De acordo com Negri, ainda que o governo tenha ganhado nas duas Casas Legislativas, esse apoio será cobrado. “Para manter os parlamentares ao seu lado, Bolsonaro precisará ferir alguns dos princípios de Guedes”, disse. Nas palavras de Lira, será feito um intermédio com o governo para que haja uma “conciliação matemática” de modo a liberar o auxílio sem romper o teto.

“A reforma tributária precisa ser debatida. O que pode avançar mais é a reforma administrativa” Arthur Lira (PP-aL), Presidente da Câmara.

COMISSÃO MISTA Outro tema bastante sensível aos empresários de todos os portes é a reforma tributária. Até agora, sob a condução de Rodrigo Maia (DEM-RJ), o tema estava sendo levado por meio de uma Comissão Mista entre Câmara e Senado, que visava unir as três propostas com maior aceitação nas Casas: a defendida por Maia (e elaborada por Bernard Appy), a apresentada pelo governo, e a preferida por Lira (criada por Luiz Carlos Hauly). Nessa fusão de propostas, a Comissão já estava em vias de entregar um relatório final que seria apreciado pelo Congresso. Pelo menos até a vitória de Lira, já que na quarta-feira (3) o presidente da Câmara afirmou que estuda dissolver a Comissão Mista para reiniciar os trabalhos de apreciação de todo o texto.

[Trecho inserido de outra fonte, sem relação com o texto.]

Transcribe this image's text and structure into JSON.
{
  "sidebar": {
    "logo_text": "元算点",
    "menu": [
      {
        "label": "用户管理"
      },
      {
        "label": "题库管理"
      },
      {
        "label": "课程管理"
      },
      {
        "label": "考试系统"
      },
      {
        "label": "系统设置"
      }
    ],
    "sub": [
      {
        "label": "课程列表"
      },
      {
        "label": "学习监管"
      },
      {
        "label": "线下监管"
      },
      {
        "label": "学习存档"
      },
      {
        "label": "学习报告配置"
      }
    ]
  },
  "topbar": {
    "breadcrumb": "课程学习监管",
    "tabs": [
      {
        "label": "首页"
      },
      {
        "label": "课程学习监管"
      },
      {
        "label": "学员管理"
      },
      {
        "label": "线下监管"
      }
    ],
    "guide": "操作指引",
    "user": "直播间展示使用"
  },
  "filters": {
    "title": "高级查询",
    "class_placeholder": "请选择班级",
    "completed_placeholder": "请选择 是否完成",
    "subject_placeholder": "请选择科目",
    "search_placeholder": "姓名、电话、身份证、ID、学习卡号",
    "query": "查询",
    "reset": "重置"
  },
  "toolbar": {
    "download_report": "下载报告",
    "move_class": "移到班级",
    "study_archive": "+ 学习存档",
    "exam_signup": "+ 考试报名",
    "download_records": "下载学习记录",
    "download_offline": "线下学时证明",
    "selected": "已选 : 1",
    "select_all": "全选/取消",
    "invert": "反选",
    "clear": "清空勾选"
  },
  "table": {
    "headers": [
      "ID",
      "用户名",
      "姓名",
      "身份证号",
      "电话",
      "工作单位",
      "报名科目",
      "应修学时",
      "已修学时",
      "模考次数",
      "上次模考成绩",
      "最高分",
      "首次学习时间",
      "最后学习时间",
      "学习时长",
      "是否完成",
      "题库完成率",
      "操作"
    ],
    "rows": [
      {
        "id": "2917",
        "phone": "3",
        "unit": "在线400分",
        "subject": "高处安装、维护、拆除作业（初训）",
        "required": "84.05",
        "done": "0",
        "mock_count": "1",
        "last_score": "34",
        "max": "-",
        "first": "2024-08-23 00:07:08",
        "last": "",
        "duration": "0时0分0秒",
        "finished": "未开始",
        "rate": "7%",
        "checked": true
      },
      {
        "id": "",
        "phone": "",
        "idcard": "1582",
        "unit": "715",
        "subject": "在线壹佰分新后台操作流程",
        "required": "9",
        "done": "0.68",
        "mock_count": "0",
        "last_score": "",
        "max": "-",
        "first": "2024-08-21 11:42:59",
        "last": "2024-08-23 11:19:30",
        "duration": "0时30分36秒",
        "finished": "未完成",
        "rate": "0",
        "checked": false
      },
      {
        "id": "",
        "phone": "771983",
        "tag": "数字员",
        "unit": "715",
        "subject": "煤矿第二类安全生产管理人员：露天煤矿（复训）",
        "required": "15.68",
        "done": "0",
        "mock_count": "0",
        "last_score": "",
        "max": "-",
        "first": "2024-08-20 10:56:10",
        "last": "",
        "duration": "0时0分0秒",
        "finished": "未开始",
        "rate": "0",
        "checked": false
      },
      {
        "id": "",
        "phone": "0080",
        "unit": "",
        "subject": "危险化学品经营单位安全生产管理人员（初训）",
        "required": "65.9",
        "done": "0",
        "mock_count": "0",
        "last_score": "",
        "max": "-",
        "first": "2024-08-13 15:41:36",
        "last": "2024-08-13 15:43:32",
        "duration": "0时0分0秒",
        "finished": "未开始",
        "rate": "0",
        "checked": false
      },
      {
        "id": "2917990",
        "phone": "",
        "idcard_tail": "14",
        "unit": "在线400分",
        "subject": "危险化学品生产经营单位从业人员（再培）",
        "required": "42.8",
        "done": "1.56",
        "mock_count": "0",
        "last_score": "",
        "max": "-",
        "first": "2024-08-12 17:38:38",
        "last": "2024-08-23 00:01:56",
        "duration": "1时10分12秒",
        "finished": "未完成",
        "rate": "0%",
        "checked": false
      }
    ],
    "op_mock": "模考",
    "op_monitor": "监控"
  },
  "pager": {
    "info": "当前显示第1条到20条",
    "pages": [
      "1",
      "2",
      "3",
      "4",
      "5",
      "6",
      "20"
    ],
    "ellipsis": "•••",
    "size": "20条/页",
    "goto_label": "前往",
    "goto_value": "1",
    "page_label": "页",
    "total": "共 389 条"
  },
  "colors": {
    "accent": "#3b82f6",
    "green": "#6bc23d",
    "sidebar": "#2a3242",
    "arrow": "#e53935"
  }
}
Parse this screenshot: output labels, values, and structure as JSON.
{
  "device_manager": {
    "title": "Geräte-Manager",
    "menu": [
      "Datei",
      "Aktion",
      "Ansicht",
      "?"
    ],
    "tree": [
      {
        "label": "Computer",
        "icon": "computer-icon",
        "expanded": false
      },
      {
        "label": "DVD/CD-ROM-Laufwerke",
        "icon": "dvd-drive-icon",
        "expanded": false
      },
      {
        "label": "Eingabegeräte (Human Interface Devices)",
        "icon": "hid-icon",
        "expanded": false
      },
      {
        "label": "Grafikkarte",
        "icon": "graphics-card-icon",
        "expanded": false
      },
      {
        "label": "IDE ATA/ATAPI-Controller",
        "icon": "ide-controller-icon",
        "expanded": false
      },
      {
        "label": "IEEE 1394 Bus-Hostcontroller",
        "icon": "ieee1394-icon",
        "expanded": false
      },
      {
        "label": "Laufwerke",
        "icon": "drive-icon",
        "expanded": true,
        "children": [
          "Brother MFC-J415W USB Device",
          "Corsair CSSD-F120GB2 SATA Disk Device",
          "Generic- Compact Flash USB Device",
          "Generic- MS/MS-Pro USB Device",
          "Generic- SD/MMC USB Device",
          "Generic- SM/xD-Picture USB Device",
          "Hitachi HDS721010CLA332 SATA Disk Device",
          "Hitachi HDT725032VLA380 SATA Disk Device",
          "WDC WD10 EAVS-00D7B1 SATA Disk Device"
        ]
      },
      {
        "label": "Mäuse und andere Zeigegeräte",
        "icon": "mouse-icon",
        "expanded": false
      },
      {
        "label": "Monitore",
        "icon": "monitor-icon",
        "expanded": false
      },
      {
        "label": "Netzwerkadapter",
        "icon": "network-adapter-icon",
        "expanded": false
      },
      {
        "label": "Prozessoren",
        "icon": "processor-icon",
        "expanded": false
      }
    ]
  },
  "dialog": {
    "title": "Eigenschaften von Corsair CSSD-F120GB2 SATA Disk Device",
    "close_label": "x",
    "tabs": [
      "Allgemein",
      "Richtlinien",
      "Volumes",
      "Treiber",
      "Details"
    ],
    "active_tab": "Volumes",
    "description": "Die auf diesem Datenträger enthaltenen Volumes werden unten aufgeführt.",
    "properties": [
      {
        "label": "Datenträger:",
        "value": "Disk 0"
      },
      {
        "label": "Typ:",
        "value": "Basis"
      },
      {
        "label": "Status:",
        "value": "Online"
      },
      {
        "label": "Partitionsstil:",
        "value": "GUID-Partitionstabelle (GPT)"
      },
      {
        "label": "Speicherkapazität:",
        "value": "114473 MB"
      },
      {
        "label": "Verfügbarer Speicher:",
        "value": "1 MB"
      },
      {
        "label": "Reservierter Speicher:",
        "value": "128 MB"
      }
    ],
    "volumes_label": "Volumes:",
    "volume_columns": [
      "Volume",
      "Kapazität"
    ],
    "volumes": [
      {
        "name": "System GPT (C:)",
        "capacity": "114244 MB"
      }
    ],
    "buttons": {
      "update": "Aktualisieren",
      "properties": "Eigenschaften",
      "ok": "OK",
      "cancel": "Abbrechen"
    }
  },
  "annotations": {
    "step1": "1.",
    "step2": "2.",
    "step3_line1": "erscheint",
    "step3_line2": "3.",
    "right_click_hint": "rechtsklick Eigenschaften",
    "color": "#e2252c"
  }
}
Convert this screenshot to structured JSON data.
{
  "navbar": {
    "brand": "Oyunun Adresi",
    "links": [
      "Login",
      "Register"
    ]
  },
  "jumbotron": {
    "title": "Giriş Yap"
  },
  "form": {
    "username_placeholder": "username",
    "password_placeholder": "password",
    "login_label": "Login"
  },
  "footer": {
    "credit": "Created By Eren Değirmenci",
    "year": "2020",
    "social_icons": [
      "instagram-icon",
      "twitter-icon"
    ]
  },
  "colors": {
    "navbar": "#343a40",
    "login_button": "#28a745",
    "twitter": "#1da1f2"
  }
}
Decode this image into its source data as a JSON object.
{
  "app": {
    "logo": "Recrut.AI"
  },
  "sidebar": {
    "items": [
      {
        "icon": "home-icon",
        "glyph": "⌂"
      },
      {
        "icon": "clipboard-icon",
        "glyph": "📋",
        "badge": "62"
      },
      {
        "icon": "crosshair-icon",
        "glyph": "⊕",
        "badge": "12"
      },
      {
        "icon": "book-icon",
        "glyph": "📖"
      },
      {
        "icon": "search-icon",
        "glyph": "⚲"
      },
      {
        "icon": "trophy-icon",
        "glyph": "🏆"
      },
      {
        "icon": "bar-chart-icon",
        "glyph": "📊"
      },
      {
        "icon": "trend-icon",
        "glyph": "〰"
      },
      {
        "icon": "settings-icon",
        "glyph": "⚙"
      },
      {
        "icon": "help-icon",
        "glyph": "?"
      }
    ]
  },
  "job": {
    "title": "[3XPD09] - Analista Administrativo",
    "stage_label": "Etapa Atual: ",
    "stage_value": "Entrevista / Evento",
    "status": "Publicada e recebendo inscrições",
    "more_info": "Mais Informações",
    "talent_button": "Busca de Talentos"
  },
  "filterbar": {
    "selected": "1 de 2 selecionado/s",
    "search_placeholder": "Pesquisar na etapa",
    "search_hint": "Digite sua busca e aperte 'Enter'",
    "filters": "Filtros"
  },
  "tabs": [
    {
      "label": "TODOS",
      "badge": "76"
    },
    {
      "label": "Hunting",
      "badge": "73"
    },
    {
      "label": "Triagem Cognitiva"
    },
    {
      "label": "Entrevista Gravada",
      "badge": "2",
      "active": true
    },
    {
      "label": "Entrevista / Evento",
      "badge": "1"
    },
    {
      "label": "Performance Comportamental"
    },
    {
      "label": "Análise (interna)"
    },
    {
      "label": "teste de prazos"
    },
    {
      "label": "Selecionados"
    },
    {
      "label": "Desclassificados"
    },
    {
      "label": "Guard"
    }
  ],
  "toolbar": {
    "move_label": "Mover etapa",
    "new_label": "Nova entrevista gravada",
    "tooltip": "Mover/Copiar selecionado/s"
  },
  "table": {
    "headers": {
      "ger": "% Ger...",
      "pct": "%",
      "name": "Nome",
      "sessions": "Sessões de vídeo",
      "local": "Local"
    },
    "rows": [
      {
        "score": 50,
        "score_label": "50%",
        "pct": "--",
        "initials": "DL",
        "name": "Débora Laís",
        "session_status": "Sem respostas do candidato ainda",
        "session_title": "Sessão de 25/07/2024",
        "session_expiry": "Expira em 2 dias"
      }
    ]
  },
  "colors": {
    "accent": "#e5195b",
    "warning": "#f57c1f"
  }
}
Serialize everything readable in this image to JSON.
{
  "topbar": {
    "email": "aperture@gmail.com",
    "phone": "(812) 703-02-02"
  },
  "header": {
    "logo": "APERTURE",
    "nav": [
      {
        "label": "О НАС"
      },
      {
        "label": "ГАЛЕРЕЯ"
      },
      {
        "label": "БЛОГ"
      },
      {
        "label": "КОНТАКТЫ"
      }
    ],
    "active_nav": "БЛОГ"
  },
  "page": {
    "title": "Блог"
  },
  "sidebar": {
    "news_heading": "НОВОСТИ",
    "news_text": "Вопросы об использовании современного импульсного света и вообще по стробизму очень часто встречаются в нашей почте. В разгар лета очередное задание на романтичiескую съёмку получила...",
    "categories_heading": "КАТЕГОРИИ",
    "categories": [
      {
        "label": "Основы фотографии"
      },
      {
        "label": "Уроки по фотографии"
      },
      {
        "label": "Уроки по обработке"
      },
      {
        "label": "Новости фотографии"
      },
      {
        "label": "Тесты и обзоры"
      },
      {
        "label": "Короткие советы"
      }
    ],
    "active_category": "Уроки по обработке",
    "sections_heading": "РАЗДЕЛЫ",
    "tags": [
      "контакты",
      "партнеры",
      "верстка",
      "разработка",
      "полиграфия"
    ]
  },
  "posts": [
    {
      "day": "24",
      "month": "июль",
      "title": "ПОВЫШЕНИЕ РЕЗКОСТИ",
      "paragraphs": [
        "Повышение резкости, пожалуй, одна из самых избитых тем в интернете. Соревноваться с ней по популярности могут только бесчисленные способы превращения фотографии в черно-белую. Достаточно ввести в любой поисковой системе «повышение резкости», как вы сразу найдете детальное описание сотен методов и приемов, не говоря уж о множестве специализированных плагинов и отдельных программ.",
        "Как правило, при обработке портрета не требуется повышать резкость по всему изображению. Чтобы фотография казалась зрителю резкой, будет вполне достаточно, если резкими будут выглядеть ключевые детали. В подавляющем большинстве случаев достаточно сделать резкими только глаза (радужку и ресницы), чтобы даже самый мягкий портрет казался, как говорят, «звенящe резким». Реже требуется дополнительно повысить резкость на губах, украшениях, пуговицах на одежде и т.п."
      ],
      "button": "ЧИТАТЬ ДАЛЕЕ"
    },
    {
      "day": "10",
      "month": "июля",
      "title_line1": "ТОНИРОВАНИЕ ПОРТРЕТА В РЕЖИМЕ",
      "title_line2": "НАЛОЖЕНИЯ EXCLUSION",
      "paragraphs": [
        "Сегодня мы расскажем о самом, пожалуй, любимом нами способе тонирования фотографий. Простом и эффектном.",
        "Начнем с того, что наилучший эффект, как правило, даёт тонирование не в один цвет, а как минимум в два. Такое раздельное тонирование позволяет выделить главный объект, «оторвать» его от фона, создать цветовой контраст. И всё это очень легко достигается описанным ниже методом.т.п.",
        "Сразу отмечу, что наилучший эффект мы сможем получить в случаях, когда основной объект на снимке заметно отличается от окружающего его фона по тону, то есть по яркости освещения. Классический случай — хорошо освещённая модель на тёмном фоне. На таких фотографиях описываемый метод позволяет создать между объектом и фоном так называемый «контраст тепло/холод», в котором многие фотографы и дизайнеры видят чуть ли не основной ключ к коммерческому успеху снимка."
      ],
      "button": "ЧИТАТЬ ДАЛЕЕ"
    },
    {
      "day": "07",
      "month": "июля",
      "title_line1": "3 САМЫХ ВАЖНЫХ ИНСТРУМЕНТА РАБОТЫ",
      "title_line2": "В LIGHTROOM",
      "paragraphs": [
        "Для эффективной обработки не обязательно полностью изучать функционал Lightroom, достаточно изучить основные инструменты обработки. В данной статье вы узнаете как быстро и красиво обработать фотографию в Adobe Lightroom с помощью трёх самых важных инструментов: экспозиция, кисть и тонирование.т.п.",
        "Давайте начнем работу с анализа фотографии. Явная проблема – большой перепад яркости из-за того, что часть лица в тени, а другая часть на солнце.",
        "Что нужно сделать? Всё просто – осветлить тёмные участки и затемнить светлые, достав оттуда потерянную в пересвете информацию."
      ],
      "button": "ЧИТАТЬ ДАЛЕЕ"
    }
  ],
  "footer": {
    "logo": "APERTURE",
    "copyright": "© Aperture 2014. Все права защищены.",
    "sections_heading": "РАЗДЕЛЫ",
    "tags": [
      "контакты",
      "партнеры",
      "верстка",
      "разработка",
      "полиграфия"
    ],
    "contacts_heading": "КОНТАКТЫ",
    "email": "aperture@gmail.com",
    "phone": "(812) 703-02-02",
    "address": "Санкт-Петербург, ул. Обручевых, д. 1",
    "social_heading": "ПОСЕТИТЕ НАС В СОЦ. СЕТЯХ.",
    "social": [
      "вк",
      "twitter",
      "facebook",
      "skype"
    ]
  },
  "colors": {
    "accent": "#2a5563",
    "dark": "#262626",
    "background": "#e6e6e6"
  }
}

Tributarista e professor da Universidade de São Paulo (USP), Fernando Vasconcellos entende que a manobra de Lira visa manter a boa relação com o governo. “O que aconteceu foi que, apesar do discurso de avançar com esses assuntos, Lira deu dois passos para trás.” O motivo, para o acadêmico, é o assunto ser espinhoso e exigir uma mediação de conflitos que o governo e os recém empossados presidentes ainda não possuem. Segudo ele, a reforma administrativa “deve ser o termômetro para ver o apoio e influência do governo no Parlamento.”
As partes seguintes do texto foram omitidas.